A few days ago, we open sourced Tank, our high-performance distributed log system, very similar to Kafka and other such brokers. We chose to build our own for all kinds of valid reasons(we think), although Kafka would definitely have worked for us if we have chosen to use it instead.
We built it first and foremost so that we could implement an alternative expiration scheme, because we had enough with caching issues, although we are now using Tank for a lot of different problems(when you gain access to a new technology or infrastructure service, you think of solutions and new ideas that just never occurred to you in the past. This has always been the case for us, with every new ‘toy’ we built, or new OSS system we incorporate in our infrastructure).
This is how it works now.
Our main persistent store is CloudDS, a very high performance distributed storage system, similar to Cassandra. We also use mySQL to a lesser extent for when we need the ACID guarantees of an RDBMS, and CloudDS/S3 (an S3 semantics and protocol compliant distributed object store — literally, an implementation of AWS S3) for storing objects, including files (many millions of them currently, each file can span TBs in size).
They can now be configured to emit an event(in practice, log to Tank) whenever either a row for a monitored ColumnFamily is updated (we log (keyspace, column family, primary key) to Tank) for CloudDS, whenever a monitored bucket is updated (we log (object/file path, uploaded file size) to Tank) and soon we’ll do the same for mySQL by monitoring its binary log.
UPDATE: we now log the individual column names updated as well for CloudDS rows updates, because that allows for fine grained expirations.
So whenever anything, any application, service, utility, updates CloudDS, whenever anything uploads or deletes files in buckets we monitor on CloudDS/S3, we log that event to Tank.
An external application consumes updates events from Tank continuously and reacts to those events.
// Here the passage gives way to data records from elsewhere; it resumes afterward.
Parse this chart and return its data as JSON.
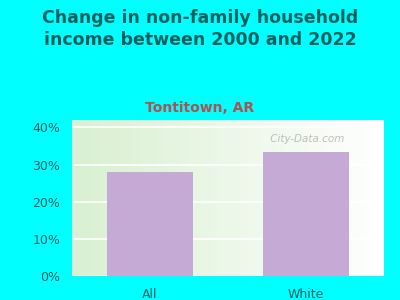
{
  "title": "Change in non-family household\nincome between 2000 and 2022",
  "subtitle": "Tontitown, AR",
  "categories": [
    "All",
    "White"
  ],
  "values": [
    28,
    33.5
  ],
  "bar_color": "#c5aad5",
  "title_fontsize": 12.5,
  "subtitle_fontsize": 10,
  "subtitle_color": "#b05050",
  "title_color": "#006060",
  "tick_label_color": "#006060",
  "ylim": [
    0,
    42
  ],
  "yticks": [
    0,
    10,
    20,
    30,
    40
  ],
  "ytick_labels": [
    "0%",
    "10%",
    "20%",
    "30%",
    "40%"
  ],
  "background_outer": "#00ffff",
  "watermark": " City-Data.com",
  "watermark_color": "#aaaaaa"
}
It purges values from caches, updates other data on persistent stores, executes book-keeping operations, whatever’s needed. For some files uploaded on CloudDS/S3 we monitor, we expire them from our CDN/edge nodes(though in practice the URLs encode a modification timestamp so we only need to do this for a few files/images).
There is just one place where we need to invalidate caches. All invalidation/update code has been stripped from our applications and it’s always fun deleting code.
The invalidation logic always executes, even if the application crashes right after it has updates a persistent store, because the update event is emitted by the persistent stores themselves and persist on Tank, and the invalidation application which consumes from the topic/partition that holds those events will eventually execute the invalidation logic one way or another.
It’s particularly elegant, very simple, and very, very powerful. This is not a novel idea of course — others have been doing it for a long while now. Facebook (see their TAO service), Netflix, Google, and others, albeit everyone seems to be doing it somewhat differently. The brilliant folks at Confluent have also extensively talked about it and built systems that facilitate this sort of design.
All told, we are very pleased with how this turned out. If you are dealing with elaborate cache hierarchies, and even if you don’t, consider this alternative (use of streams and reactive programming ) to whatever you are doing now. It will be worth it, and there it doesn’t really require much effort anyway.
A contrived example based on our implementation of the application that consumes from Tank and reacts to those updates is available on Github.